Am J Ophthalmol. 2013 Feb;155(2):305-313.e1. doi: 10.1016/j.ajo.2012.07.018. Epub 2012 Sep 27.
To investigate the relationship between the clinical characteristics of polypoidal choroidal vasculopathy (PCV) and choroidal vascular hyperpermeability seen on indocyanine green angiography.
Retrospective, consecutive, interventional case series.
We reviewed the medical records and the angiograms of 89 patients with PCV. The relationship between choroidal vascular hyperpermeability and background factors, associated clinical manifestations, and treatment responses to intravitreal injections of ranibizumab were evaluated.
Of the 89 patients with PCV, 31 patients (34.8%) demonstrated choroidal vascular hyperpermeability.

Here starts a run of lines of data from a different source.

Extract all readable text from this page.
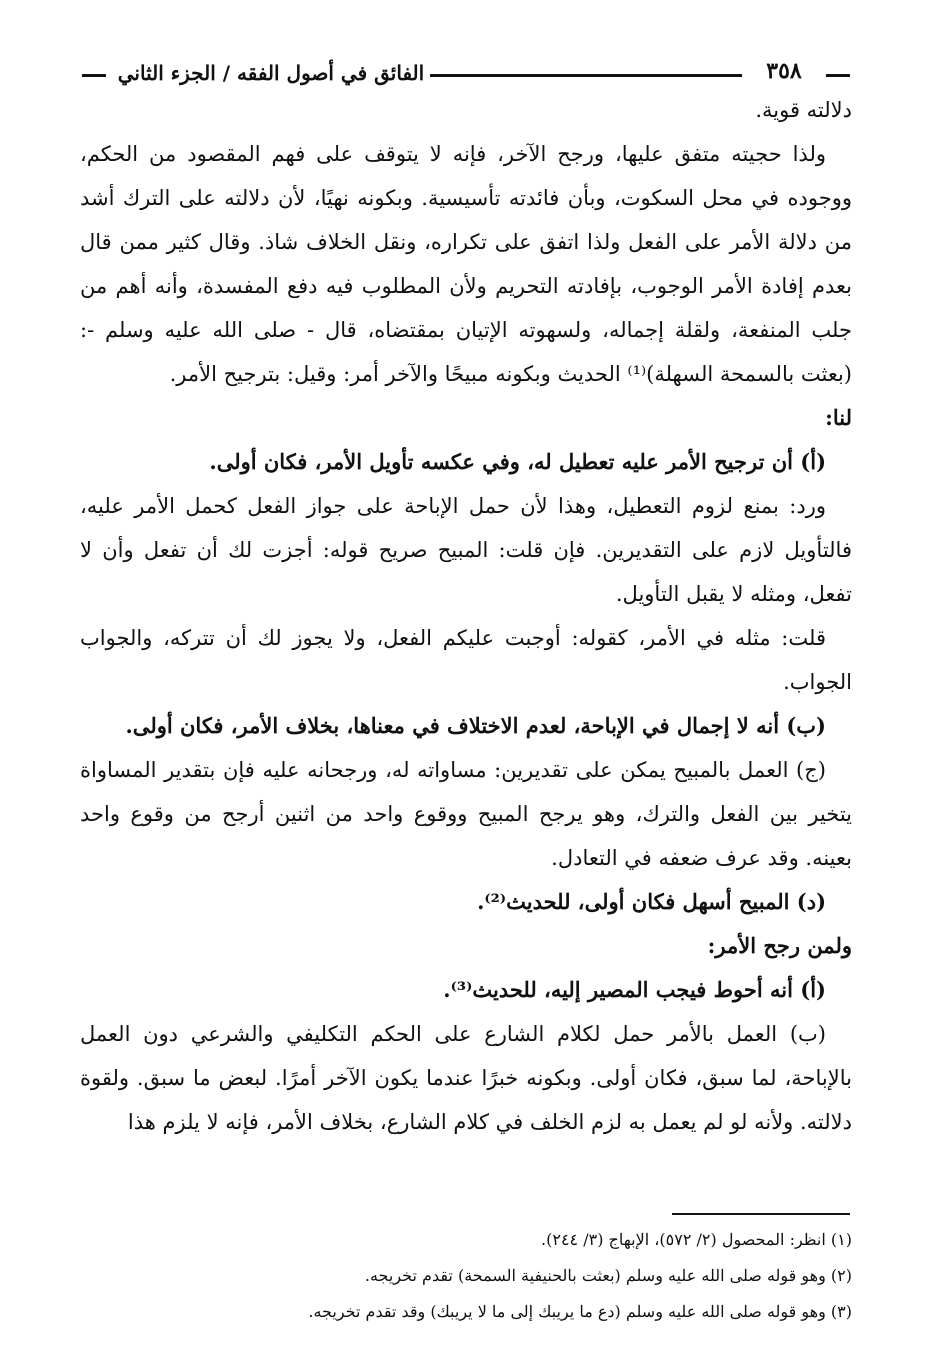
الفائق في أصول الفقه / الجزء الثاني	٣٥٨

دلالته قوية.

ولذا حجيته متفق عليها، ورجح الآخر، فإنه لا يتوقف على فهم المقصود من الحكم، ووجوده في محل السكوت، وبأن فائدته تأسيسية. وبكونه نهيًا، لأن دلالته على الترك أشد من دلالة الأمر على الفعل ولذا اتفق على تكراره، ونقل الخلاف شاذ. وقال كثير ممن قال بعدم إفادة الأمر الوجوب، بإفادته التحريم ولأن المطلوب فيه دفع المفسدة، وأنه أهم من جلب المنفعة، ولقلة إجماله، ولسهوته الإتيان بمقتضاه، قال - صلى الله عليه وسلم -: (بعثت بالسمحة السهلة)⁽¹⁾ الحديث وبكونه مبيحًا والآخر أمر: وقيل: بترجيح الأمر.

لنا:

(أ) أن ترجيح الأمر عليه تعطيل له، وفي عكسه تأويل الأمر، فكان أولى.

ورد: بمنع لزوم التعطيل، وهذا لأن حمل الإباحة على جواز الفعل كحمل الأمر عليه، فالتأويل لازم على التقديرين. فإن قلت: المبيح صريح قوله: أجزت لك أن تفعل وأن لا تفعل، ومثله لا يقبل التأويل.

قلت: مثله في الأمر، كقوله: أوجبت عليكم الفعل، ولا يجوز لك أن تتركه، والجواب الجواب.

(ب) أنه لا إجمال في الإباحة، لعدم الاختلاف في معناها، بخلاف الأمر، فكان أولى.

(ج) العمل بالمبيح يمكن على تقديرين: مساواته له، ورجحانه عليه فإن بتقدير المساواة يتخير بين الفعل والترك، وهو يرجح المبيح ووقوع واحد من اثنين أرجح من وقوع واحد بعينه. وقد عرف ضعفه في التعادل.

(د) المبيح أسهل فكان أولى، للحديث⁽²⁾.

ولمن رجح الأمر:

(أ) أنه أحوط فيجب المصير إليه، للحديث⁽³⁾.

(ب) العمل بالأمر حمل لكلام الشارع على الحكم التكليفي والشرعي دون العمل بالإباحة، لما سبق، فكان أولى. وبكونه خبرًا عندما يكون الآخر أمرًا. لبعض ما سبق. ولقوة دلالته. ولأنه لو لم يعمل به لزم الخلف في كلام الشارع، بخلاف الأمر، فإنه لا يلزم هذا

(١) انظر: المحصول (٢/ ٥٧٢)، الإبهاج (٣/ ٢٤٤).

(٢) وهو قوله صلى الله عليه وسلم (بعثت بالحنيفية السمحة) تقدم تخريجه.

(٣) وهو قوله صلى الله عليه وسلم (دع ما يريبك إلى ما لا يريبك) وقد تقدم تخريجه.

The patients with choroidal vascular hyperpermeability more frequently showed bilateral neovascular membrane than those without choroidal vascular hyperpermeability (P=.009) and had a significant relationship with a history of central serous chorioretinopathy (CSC) (P=.01). Of the 98 eyes with treatment-naïve PCV, 34 eyes with choroidal vascular hyperpermeability demonstrated significantly greater subfoveal thickness than the 64 eyes without choroidal vascular hyperpermeability (P < .001). However, no significant relationship was found between choroidal vascular hyperpermeability and the other biomicroscopic and angiographic phenotypes of PCV. Three monthly intravitreal injections of ranibizumab were performed on 57 patients with treatment-naïve PCV, and the presence of choroidal vascular hyperpermeability was significantly related to the persistent retinal fluid 1 month after the third ranibizumab injection (P=.01).

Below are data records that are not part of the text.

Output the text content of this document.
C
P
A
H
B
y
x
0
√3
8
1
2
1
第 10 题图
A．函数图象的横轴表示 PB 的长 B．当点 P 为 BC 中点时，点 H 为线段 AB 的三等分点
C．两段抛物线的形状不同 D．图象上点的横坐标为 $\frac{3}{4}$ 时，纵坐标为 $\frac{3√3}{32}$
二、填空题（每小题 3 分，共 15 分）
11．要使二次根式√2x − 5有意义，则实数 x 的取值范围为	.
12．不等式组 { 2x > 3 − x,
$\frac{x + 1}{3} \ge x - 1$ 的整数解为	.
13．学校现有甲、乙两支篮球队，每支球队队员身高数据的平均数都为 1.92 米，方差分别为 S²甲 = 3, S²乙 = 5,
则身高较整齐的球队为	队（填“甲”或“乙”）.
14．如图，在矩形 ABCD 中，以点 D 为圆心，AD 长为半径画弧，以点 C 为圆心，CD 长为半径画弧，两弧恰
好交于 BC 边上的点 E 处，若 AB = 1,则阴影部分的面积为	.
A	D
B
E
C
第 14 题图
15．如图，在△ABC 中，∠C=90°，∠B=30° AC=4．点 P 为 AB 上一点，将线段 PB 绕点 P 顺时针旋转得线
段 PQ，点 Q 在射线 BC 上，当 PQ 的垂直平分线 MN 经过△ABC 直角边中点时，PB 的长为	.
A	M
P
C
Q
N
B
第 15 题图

The patients with PCV associated with choroidal vascular hyperpermeability more frequently demonstrated bilateral neovascular membrane, a history of CSC, a thickened choroid, and poor responses to intravitreal injections of ranibizumab than those without choroidal vascular hyperpermeability.
探讨息肉样脉络膜血管病变(PCV)的临床特征与吲哚菁绿血管造影(ICGA)所见脉络膜血管高通透性之间的关系。
回顾性、连续、干预性病例系列。
我们回顾了 89 例 PCV 患者的病历和血管造影。评估了脉络膜血管高通透性与背景因素、相关临床表现以及玻璃体腔注射雷珠单抗治疗反应之间的关系。

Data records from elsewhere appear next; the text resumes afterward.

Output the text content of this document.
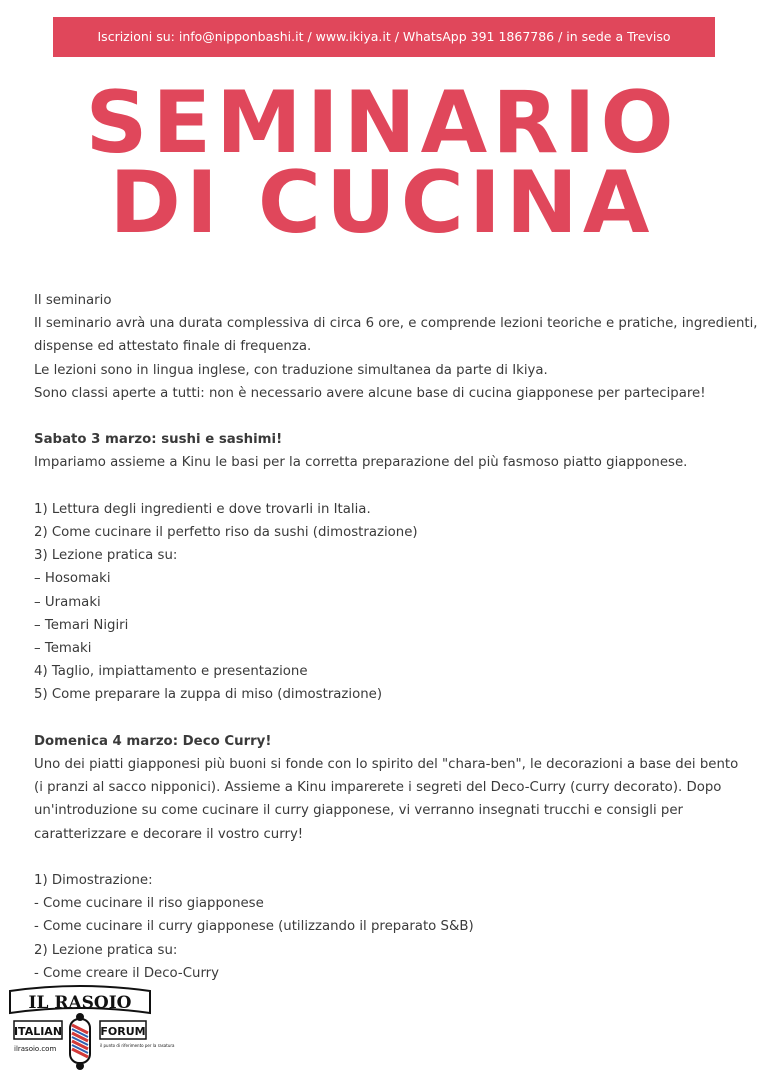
Iscrizioni su: info@nipponbashi.it / www.ikiya.it / WhatsApp 391 1867786 / in sede a Treviso
SEMINARIO
DI CUCINA

Il seminario

Il seminario avrà una durata complessiva di circa 6 ore, e comprende lezioni teoriche e pratiche, ingredienti,

dispense ed attestato finale di frequenza.

Le lezioni sono in lingua inglese, con traduzione simultanea da parte di Ikiya.

Sono classi aperte a tutti: non è necessario avere alcune base di cucina giapponese per partecipare!

Sabato 3 marzo: sushi e sashimi!

Impariamo assieme a Kinu le basi per la corretta preparazione del più fasmoso piatto giapponese.

1) Lettura degli ingredienti e dove trovarli in Italia.

2) Come cucinare il perfetto riso da sushi (dimostrazione)

3) Lezione pratica su:

– Hosomaki

– Uramaki

– Temari Nigiri

– Temaki

4) Taglio, impiattamento e presentazione

5) Come preparare la zuppa di miso (dimostrazione)

Domenica 4 marzo: Deco Curry!

Uno dei piatti giapponesi più buoni si fonde con lo spirito del "chara-ben", le decorazioni a base dei bento (i pranzi al sacco nipponici). Assieme a Kinu imparerete i segreti del Deco-Curry (curry decorato). Dopo un'introduzione su come cucinare il curry giapponese, vi verranno insegnati trucchi e consigli per caratterizzare e decorare il vostro curry!

1) Dimostrazione:

- Come cucinare il riso giapponese

- Come cucinare il curry giapponese (utilizzando il preparato S&B)

2) Lezione pratica su:

- Come creare il Deco-Curry

IL RASOIO
ITALIAN	FORUM
ilrasoio.com	il punto di riferimento per la rasatura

在 89 例 PCV 患者中,有 31 例(34.8%)表现出脉络膜血管高通透性。与无脉络膜血管高通透性的患者相比,有脉络膜血管高通透性的患者更常出现双侧新生血管膜(P=.009),且与中心性浆液性脉络膜视网膜病变(CSC)病史有显著关系(P=.01)。在 98 只未经治疗的 PCV 眼中,有 34 只眼有脉络膜血管高通透性,其黄斑中心凹下厚度明显大于 64 只无脉络膜血管高通透性的眼(P <.001)。然而,脉络膜血管高通透性与 PCV 的其他显微镜和血管造影表型之间没有显著关系。对 57 例未经治疗的 PCV 患者进行了每月一次的玻璃体腔注射雷珠单抗治疗,脉络膜血管高通透性的存在与第三次雷珠单抗注射后 1 个月视网膜液持续存在显著相关(P=.01)。
与无脉络膜血管高通透性的患者相比,伴有脉络膜血管高通透性的 PCV 患者更常出现双侧新生血管膜、CSC 病史、脉络膜增厚和对玻璃体腔注射雷珠单抗治疗反应不佳。